Sekitar 30 menit perjalanan, akhirnya kami sampai di SMP Kenanga. Aku dan Maisya turun. Kami melambaikan tangan kepada Papa. Papa berlalu. Kami akan pergi menuju kelas 8-1. Di perjalanan, aku bertemu Kak Syifa dari kelas 9-3. Kak Syifa datang untuk mengembalikan buku ceritaku. Aku, Maisya dan Kak Syifa berjalan bersama menuju kelas 8-1. Kak Syifa memang sudah dekat denganku dan Maisya sejak aku dan Maisya kelas 7.
“Maila, Maisya, istirahat nanti, kita makan bersama di kantin, yuk?! Sudah lama kita tidak kumpul bareng.” Kata Kak Syifa. Aku dan Maisya mengangguk.
Kami memasuki ruangan kelas 8-1. Kelas 8-1 berisi 25 orang siswa dan 2 orang guru. Siswa yang datang baru sedikit. Baru ada sekitar 9 orang. Maklum, bel masuk kelas akan berbunyi jam 08.00. sedangkan sekarang, baru jam 07.15.
“Maisya, Maila sangat sayang kepada Maisya. Saat Maisya diam waktu itu. Maila sangat sedih.” Aku memegang tangan Maisya. Maisya tidak menoleh.
“Maafkan aku selama ini, ya. Aku menjauhimu karena aku menyayangimu.” Katanya menunduk. Aku bingung.
“Kau menjauhiku karena kau menyayangiku? Apa maksudnya?” tanyaku tak mengerti.
“Nanti kau akan mengerti.” Jawab Maisya berdiri. “Aku mau ke toilet dulu, ya. Kalau Pak Guru sudah datang, mintakan aku izin. Ok?” katanya. Aku mengangguk tetap tak mengerti. Maisya berlalu. Aku menunduk memikirkan perkataan Maisya. ‘Aku menjauhimu karena aku menyayangimu’.

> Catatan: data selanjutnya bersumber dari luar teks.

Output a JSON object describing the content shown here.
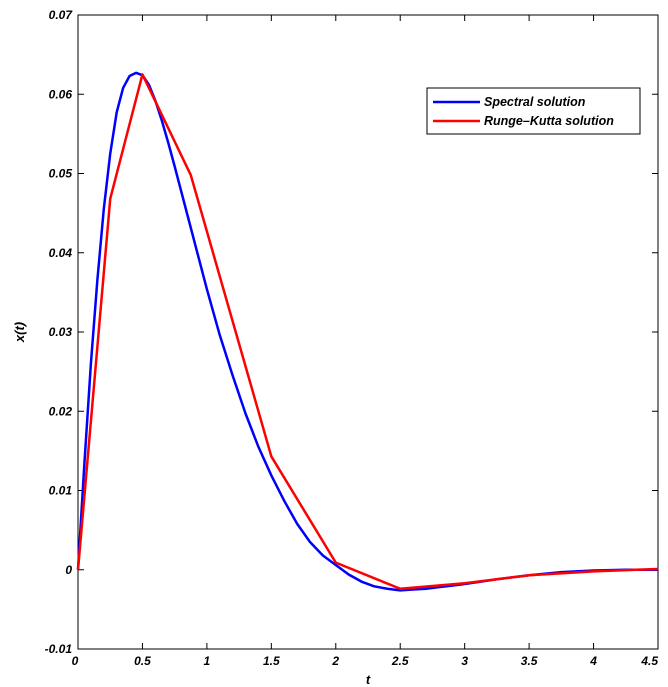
{
  "chart_data": {
    "type": "line",
    "title": "",
    "xlabel": "t",
    "ylabel": "x(t)",
    "xlim": [
      0,
      4.5
    ],
    "ylim": [
      -0.01,
      0.07
    ],
    "x_ticks": [
      0,
      0.5,
      1,
      1.5,
      2,
      2.5,
      3,
      3.5,
      4,
      4.5
    ],
    "x_tick_labels": [
      "0",
      "0.5",
      "1",
      "1.5",
      "2",
      "2.5",
      "3",
      "3.5",
      "4",
      "4.5"
    ],
    "y_ticks": [
      -0.01,
      0,
      0.01,
      0.02,
      0.03,
      0.04,
      0.05,
      0.06,
      0.07
    ],
    "y_tick_labels": [
      "-0.01",
      "0",
      "0.01",
      "0.02",
      "0.03",
      "0.04",
      "0.05",
      "0.06",
      "0.07"
    ],
    "grid": false,
    "legend_position": "top-right",
    "series": [
      {
        "name": "Spectral solution",
        "color": "#0000ff",
        "x": [
          0,
          0.05,
          0.1,
          0.15,
          0.2,
          0.25,
          0.3,
          0.35,
          0.4,
          0.45,
          0.5,
          0.55,
          0.6,
          0.65,
          0.7,
          0.75,
          0.8,
          0.85,
          0.9,
          1.0,
          1.1,
          1.2,
          1.3,
          1.4,
          1.5,
          1.6,
          1.7,
          1.8,
          1.9,
          2.0,
          2.1,
          2.2,
          2.3,
          2.4,
          2.5,
          2.6,
          2.7,
          2.8,
          2.9,
          3.0,
          3.25,
          3.5,
          3.75,
          4.0,
          4.25,
          4.5
        ],
        "y": [
          0,
          0.0135,
          0.026,
          0.0365,
          0.0455,
          0.0525,
          0.0577,
          0.0608,
          0.0623,
          0.0627,
          0.0624,
          0.0612,
          0.0592,
          0.0567,
          0.0539,
          0.0509,
          0.0478,
          0.0447,
          0.0416,
          0.0354,
          0.0296,
          0.0245,
          0.0197,
          0.0155,
          0.0119,
          0.0087,
          0.0058,
          0.0035,
          0.0018,
          0.0006,
          -0.0006,
          -0.0015,
          -0.0021,
          -0.0024,
          -0.0026,
          -0.0025,
          -0.0024,
          -0.0022,
          -0.002,
          -0.0018,
          -0.0012,
          -0.0007,
          -0.0003,
          -0.0001,
          0,
          0
        ]
      },
      {
        "name": "Runge–Kutta solution",
        "color": "#ff0000",
        "x": [
          0,
          0.25,
          0.5,
          0.875,
          1.5,
          2.0,
          2.5,
          3.0,
          3.5,
          4.0,
          4.5
        ],
        "y": [
          0,
          0.0468,
          0.0625,
          0.0498,
          0.0143,
          0.0009,
          -0.0024,
          -0.0017,
          -0.0007,
          -0.0002,
          0.0001
        ]
      }
    ]
  }
}
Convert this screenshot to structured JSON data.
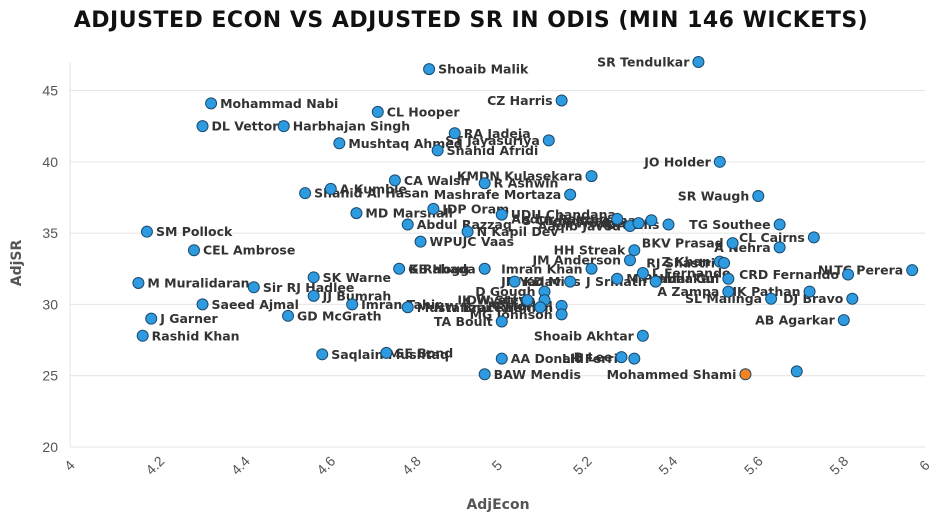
{
  "chart_data": {
    "type": "scatter",
    "title": "ADJUSTED ECON VS ADJUSTED SR IN ODIS (MIN 146 WICKETS)",
    "xlabel": "AdjEcon",
    "ylabel": "AdjSR",
    "xlim": [
      4,
      6
    ],
    "ylim": [
      20,
      47
    ],
    "xticks": [
      "4",
      "4.2",
      "4.4",
      "4.6",
      "4.8",
      "5",
      "5.2",
      "5.4",
      "5.6",
      "5.8",
      "6"
    ],
    "yticks": [
      "20",
      "25",
      "30",
      "35",
      "40",
      "45"
    ],
    "grid": "horizontal",
    "colors": {
      "point": "#2e9be0",
      "highlight": "#f5821f",
      "outline": "#1a4a6e"
    },
    "points": [
      {
        "name": "SR Tendulkar",
        "x": 5.47,
        "y": 47.0,
        "side": "left"
      },
      {
        "name": "Shoaib Malik",
        "x": 4.84,
        "y": 46.5,
        "side": "right"
      },
      {
        "name": "Mohammad Nabi",
        "x": 4.33,
        "y": 44.1,
        "side": "right"
      },
      {
        "name": "CZ Harris",
        "x": 5.15,
        "y": 44.3,
        "side": "left"
      },
      {
        "name": "CL Hooper",
        "x": 4.72,
        "y": 43.5,
        "side": "right"
      },
      {
        "name": "DL Vettori",
        "x": 4.31,
        "y": 42.5,
        "side": "right"
      },
      {
        "name": "Harbhajan Singh",
        "x": 4.5,
        "y": 42.5,
        "side": "right"
      },
      {
        "name": "RA Jadeja",
        "x": 4.9,
        "y": 42.0,
        "side": "right"
      },
      {
        "name": "ST Jayasuriya",
        "x": 5.12,
        "y": 41.5,
        "side": "left"
      },
      {
        "name": "Mushtaq Ahmed",
        "x": 4.63,
        "y": 41.3,
        "side": "right"
      },
      {
        "name": "Shahid Afridi",
        "x": 4.86,
        "y": 40.8,
        "side": "right"
      },
      {
        "name": "JO Holder",
        "x": 5.52,
        "y": 40.0,
        "side": "left"
      },
      {
        "name": "KMDN Kulasekara",
        "x": 5.22,
        "y": 39.0,
        "side": "left"
      },
      {
        "name": "CA Walsh",
        "x": 4.76,
        "y": 38.7,
        "side": "right"
      },
      {
        "name": "R Ashwin",
        "x": 4.97,
        "y": 38.5,
        "side": "right"
      },
      {
        "name": "A Kumble",
        "x": 4.61,
        "y": 38.1,
        "side": "right"
      },
      {
        "name": "Shahid Al Hasan",
        "x": 4.55,
        "y": 37.8,
        "side": "right"
      },
      {
        "name": "Mashrafe Mortaza",
        "x": 5.17,
        "y": 37.7,
        "side": "left"
      },
      {
        "name": "SR Waugh",
        "x": 5.61,
        "y": 37.6,
        "side": "left"
      },
      {
        "name": "JDP Oram",
        "x": 4.85,
        "y": 36.7,
        "side": "right"
      },
      {
        "name": "MD Marshall",
        "x": 4.67,
        "y": 36.4,
        "side": "right"
      },
      {
        "name": "UDU Chandana",
        "x": 5.01,
        "y": 36.3,
        "side": "right"
      },
      {
        "name": "Abdul Razzaq",
        "x": 4.79,
        "y": 35.6,
        "side": "right"
      },
      {
        "name": "Abdur Razzaq",
        "x": 5.28,
        "y": 36.0,
        "side": "left"
      },
      {
        "name": "Aaqib Javed",
        "x": 5.31,
        "y": 35.5,
        "side": "left"
      },
      {
        "name": "CR Woakes",
        "x": 5.33,
        "y": 35.7,
        "side": "left"
      },
      {
        "name": "S Chandrasekhar",
        "x": 5.36,
        "y": 35.9,
        "side": "left"
      },
      {
        "name": "DA Ellis",
        "x": 5.4,
        "y": 35.6,
        "side": "left"
      },
      {
        "name": "TG Southee",
        "x": 5.66,
        "y": 35.6,
        "side": "left"
      },
      {
        "name": "N Kapil Dev",
        "x": 4.93,
        "y": 35.1,
        "side": "right"
      },
      {
        "name": "CL Cairns",
        "x": 5.74,
        "y": 34.7,
        "side": "left"
      },
      {
        "name": "WPUJC Vaas",
        "x": 4.82,
        "y": 34.4,
        "side": "right"
      },
      {
        "name": "BKV Prasad",
        "x": 5.55,
        "y": 34.3,
        "side": "left"
      },
      {
        "name": "A Nehra",
        "x": 5.66,
        "y": 34.0,
        "side": "left"
      },
      {
        "name": "SM Pollock",
        "x": 4.18,
        "y": 35.1,
        "side": "right"
      },
      {
        "name": "CEL Ambrose",
        "x": 4.29,
        "y": 33.8,
        "side": "right"
      },
      {
        "name": "HH Streak",
        "x": 5.32,
        "y": 33.8,
        "side": "left"
      },
      {
        "name": "Z Khan",
        "x": 5.52,
        "y": 33.0,
        "side": "left"
      },
      {
        "name": "JM Anderson",
        "x": 5.31,
        "y": 33.1,
        "side": "left"
      },
      {
        "name": "RJ Shastri",
        "x": 5.53,
        "y": 32.9,
        "side": "left"
      },
      {
        "name": "K Rabada",
        "x": 4.97,
        "y": 32.5,
        "side": "left"
      },
      {
        "name": "Imran Khan",
        "x": 5.22,
        "y": 32.5,
        "side": "left"
      },
      {
        "name": "GB Hogg",
        "x": 4.77,
        "y": 32.5,
        "side": "right"
      },
      {
        "name": "L Fernando",
        "x": 5.34,
        "y": 32.2,
        "side": "right"
      },
      {
        "name": "CRD Fernando",
        "x": 5.82,
        "y": 32.1,
        "side": "left"
      },
      {
        "name": "NLTC Perera",
        "x": 5.97,
        "y": 32.4,
        "side": "left"
      },
      {
        "name": "SK Warne",
        "x": 4.57,
        "y": 31.9,
        "side": "right"
      },
      {
        "name": "M Prabhakar",
        "x": 5.28,
        "y": 31.8,
        "side": "right"
      },
      {
        "name": "Umar Gul",
        "x": 5.54,
        "y": 31.8,
        "side": "left"
      },
      {
        "name": "Sir RJ Hadlee",
        "x": 4.43,
        "y": 31.2,
        "side": "right"
      },
      {
        "name": "M Muralidaran",
        "x": 4.16,
        "y": 31.5,
        "side": "right"
      },
      {
        "name": "KD Mills",
        "x": 5.04,
        "y": 31.6,
        "side": "right"
      },
      {
        "name": "JP Yadav",
        "x": 5.17,
        "y": 31.6,
        "side": "left"
      },
      {
        "name": "J Srinath",
        "x": 5.37,
        "y": 31.6,
        "side": "left"
      },
      {
        "name": "D Gough",
        "x": 5.11,
        "y": 30.9,
        "side": "left"
      },
      {
        "name": "IK Pathan",
        "x": 5.73,
        "y": 30.9,
        "side": "left"
      },
      {
        "name": "A Zampa",
        "x": 5.54,
        "y": 30.9,
        "side": "left"
      },
      {
        "name": "SL Malinga",
        "x": 5.64,
        "y": 30.4,
        "side": "left"
      },
      {
        "name": "DJ Bravo",
        "x": 5.83,
        "y": 30.4,
        "side": "left"
      },
      {
        "name": "JJ Bumrah",
        "x": 4.57,
        "y": 30.6,
        "side": "right"
      },
      {
        "name": "DW Steyn",
        "x": 5.11,
        "y": 30.3,
        "side": "left"
      },
      {
        "name": "IK Wyatt",
        "x": 5.07,
        "y": 30.3,
        "side": "left"
      },
      {
        "name": "Imran Tahir",
        "x": 4.66,
        "y": 30.0,
        "side": "right"
      },
      {
        "name": "Mustafizur Rahman",
        "x": 4.79,
        "y": 29.8,
        "side": "right"
      },
      {
        "name": "NW Bracewell",
        "x": 5.1,
        "y": 29.8,
        "side": "left"
      },
      {
        "name": "Saeed Ajmal",
        "x": 4.31,
        "y": 30.0,
        "side": "right"
      },
      {
        "name": "M Morkel",
        "x": 5.15,
        "y": 29.9,
        "side": "left"
      },
      {
        "name": "GD McGrath",
        "x": 4.51,
        "y": 29.2,
        "side": "right"
      },
      {
        "name": "MG Johnson",
        "x": 5.15,
        "y": 29.3,
        "side": "left"
      },
      {
        "name": "J Garner",
        "x": 4.19,
        "y": 29.0,
        "side": "right"
      },
      {
        "name": "TA Boult",
        "x": 5.01,
        "y": 28.8,
        "side": "left"
      },
      {
        "name": "AB Agarkar",
        "x": 5.81,
        "y": 28.9,
        "side": "left"
      },
      {
        "name": "Rashid Khan",
        "x": 4.17,
        "y": 27.8,
        "side": "right"
      },
      {
        "name": "Shoaib Akhtar",
        "x": 5.34,
        "y": 27.8,
        "side": "left"
      },
      {
        "name": "SE Bond",
        "x": 4.74,
        "y": 26.6,
        "side": "right"
      },
      {
        "name": "Saqlain Mushtaq",
        "x": 4.59,
        "y": 26.5,
        "side": "right"
      },
      {
        "name": "AA Donald",
        "x": 5.01,
        "y": 26.2,
        "side": "right"
      },
      {
        "name": "B Lee",
        "x": 5.29,
        "y": 26.3,
        "side": "left"
      },
      {
        "name": "LH Ferris",
        "x": 5.32,
        "y": 26.2,
        "side": "left"
      },
      {
        "name": "BAW Mendis",
        "x": 4.97,
        "y": 25.1,
        "side": "right"
      },
      {
        "name": "Mohammed Shami",
        "x": 5.58,
        "y": 25.1,
        "side": "left",
        "highlight": true
      },
      {
        "name": "",
        "x": 5.7,
        "y": 25.3,
        "side": "left"
      }
    ]
  }
}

Sedang memikirkan perkataan Maisya tadi, seorang teman datang berlari. Ia tidak sengaja menyenggol tas Maisya hingga terjatuh. Aku terkejut dan sadar dari lamunanku. Aku membereskan tas Maisya. Saat membereskan, aku melihat halaman buku diary Maisya terbuka,
Dear, Diary..
Hari ini, aku baru keluar dari rumah sakit setelah pertandingan basket kemarin. Sebelum keluar dari rumah sakit, aku divonis oleh dokter karena aku mengidap suatu penyakit. Mendengar itu, aku, Mama dan Papa langsung menangis. Mama dan Papa memelukku.
Mengingat ini, aku jadi ingat Maila. Aku sangat menyayangi Maila. Tapi, aku menjadi gugup ketika bertemu dengannya. Aku juga tidak mengerti. Maila pernah bilang, ia takut pada penyakit seperti ini. Mungkin karena ini aku takut bertemu dengannya.
Membaca itu, aku semakin bingung. Ingin aku membaca kelanjutan ceritanya. Namun, aku melihat-lihat dulu. Ada Maisya tidak. Untukng saja ia belum datang. Aku melanjutkan bacaanku.
Menurut dokter, hidupku tidak akan lama lagi. Penyakit ini telah menjalar ke seluruh tubuhku. Aku tidak akan memberitahu Maila tentang ini. Maila pasti sedih.
Nanti, kalau aku sudah tidak ada, diary ini akan kuberikan kepada Mayla.
Tanpa kusadari, Maisya sudah ada diambang pintu. Aku terkejut dan langsung menutup diary Maisya.
Rahasia itu Mulai terbuka
“Tidak apa-apa Maila. Kamu sudah tahu semuanya?” tanya Maisya. Aku menunduk malu karena ketahuan membuka diarynya.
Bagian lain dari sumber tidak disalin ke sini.